The employee also had non-work-related conditions related to his heart including atrial fibrillation, chronic obstructive pulmonary disease and high blood pressure. The doctor believed that the employee could not obtain “gainful employment” but, if employee’s non-work-related conditions were excluded, the employee could be cleared for “sedentary work.”
Based on the doctor’s clearance, the employee’s vocational worker began referring the employee to certain sedentary positions. The employee did not follow up on these referrals on the advice of his attorney and because he was hospitalized. The employer requested that the employee’s workers’ compensation benefits be suspended and a Workers’ Compensation Judge (WCJ) agreed with the employer.

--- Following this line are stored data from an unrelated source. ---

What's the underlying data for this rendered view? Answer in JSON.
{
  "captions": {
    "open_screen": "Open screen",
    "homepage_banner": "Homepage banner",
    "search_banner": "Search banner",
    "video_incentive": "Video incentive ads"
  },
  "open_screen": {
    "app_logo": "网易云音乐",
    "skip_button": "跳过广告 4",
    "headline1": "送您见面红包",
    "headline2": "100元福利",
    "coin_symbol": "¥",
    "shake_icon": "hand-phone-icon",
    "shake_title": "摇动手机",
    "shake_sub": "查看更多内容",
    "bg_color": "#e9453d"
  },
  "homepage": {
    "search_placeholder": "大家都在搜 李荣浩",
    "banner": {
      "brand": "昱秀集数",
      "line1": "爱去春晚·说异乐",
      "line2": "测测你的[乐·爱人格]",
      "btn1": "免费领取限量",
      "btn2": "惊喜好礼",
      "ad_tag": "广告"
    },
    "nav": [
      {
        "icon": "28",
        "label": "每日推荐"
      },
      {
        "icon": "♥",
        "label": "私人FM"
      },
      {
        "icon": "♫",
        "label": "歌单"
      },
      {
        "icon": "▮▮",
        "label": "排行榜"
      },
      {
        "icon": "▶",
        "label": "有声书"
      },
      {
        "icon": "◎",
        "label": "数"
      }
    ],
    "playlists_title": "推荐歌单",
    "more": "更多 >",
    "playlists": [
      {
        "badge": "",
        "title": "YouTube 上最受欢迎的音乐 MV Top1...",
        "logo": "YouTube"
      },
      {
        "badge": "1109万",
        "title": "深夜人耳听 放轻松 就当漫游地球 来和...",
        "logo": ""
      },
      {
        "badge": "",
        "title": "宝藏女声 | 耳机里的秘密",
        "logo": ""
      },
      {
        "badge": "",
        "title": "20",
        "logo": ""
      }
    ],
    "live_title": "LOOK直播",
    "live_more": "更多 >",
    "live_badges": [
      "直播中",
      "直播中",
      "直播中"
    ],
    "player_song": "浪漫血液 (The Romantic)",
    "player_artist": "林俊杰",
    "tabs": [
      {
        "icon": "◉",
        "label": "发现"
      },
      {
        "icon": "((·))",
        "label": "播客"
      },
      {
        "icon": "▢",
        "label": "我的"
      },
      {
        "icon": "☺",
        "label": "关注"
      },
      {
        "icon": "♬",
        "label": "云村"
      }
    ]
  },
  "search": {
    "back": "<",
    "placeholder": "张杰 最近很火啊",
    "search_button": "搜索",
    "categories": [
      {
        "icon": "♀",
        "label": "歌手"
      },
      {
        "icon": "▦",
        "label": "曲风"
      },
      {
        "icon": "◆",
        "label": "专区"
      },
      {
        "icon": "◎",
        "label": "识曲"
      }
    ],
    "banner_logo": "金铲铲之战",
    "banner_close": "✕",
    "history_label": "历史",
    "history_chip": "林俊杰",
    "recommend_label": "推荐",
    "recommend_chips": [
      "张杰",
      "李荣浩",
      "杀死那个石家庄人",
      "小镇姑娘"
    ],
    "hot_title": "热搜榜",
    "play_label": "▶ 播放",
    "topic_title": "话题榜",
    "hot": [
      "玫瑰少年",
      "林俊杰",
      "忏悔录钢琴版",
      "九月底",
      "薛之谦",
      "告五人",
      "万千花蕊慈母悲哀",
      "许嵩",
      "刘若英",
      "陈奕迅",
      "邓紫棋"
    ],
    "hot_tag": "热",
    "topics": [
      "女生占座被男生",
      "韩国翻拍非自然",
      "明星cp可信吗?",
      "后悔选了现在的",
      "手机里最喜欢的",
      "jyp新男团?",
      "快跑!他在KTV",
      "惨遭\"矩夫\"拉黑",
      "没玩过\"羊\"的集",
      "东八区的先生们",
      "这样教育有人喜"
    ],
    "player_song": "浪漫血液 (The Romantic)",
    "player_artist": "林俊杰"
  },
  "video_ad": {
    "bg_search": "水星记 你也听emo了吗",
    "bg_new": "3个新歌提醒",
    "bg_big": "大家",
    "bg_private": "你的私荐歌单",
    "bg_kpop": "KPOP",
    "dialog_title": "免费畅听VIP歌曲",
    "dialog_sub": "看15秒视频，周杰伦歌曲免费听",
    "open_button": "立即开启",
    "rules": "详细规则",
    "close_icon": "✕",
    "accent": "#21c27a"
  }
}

On appeal, however, the Workers’ Compensation Appeal Board reversed the WCJ’s decision because the employer had failed to send a Notice of Ability to Return to Work to the employee. The employer appealed, but lost that appeal. This case serves as a lesson to employers on workers’ compensation procedure. If you have been injured on the job or if your workers’ comp benefits have been denied or suspended, contact an experienced workers’ comp attorney at Martin Law.
Struthers Wells v. Workers’ Comp. Appeal Bd. (Skinner), 990 A.2d 176, 178 (Pa. Cmwlth. 2010)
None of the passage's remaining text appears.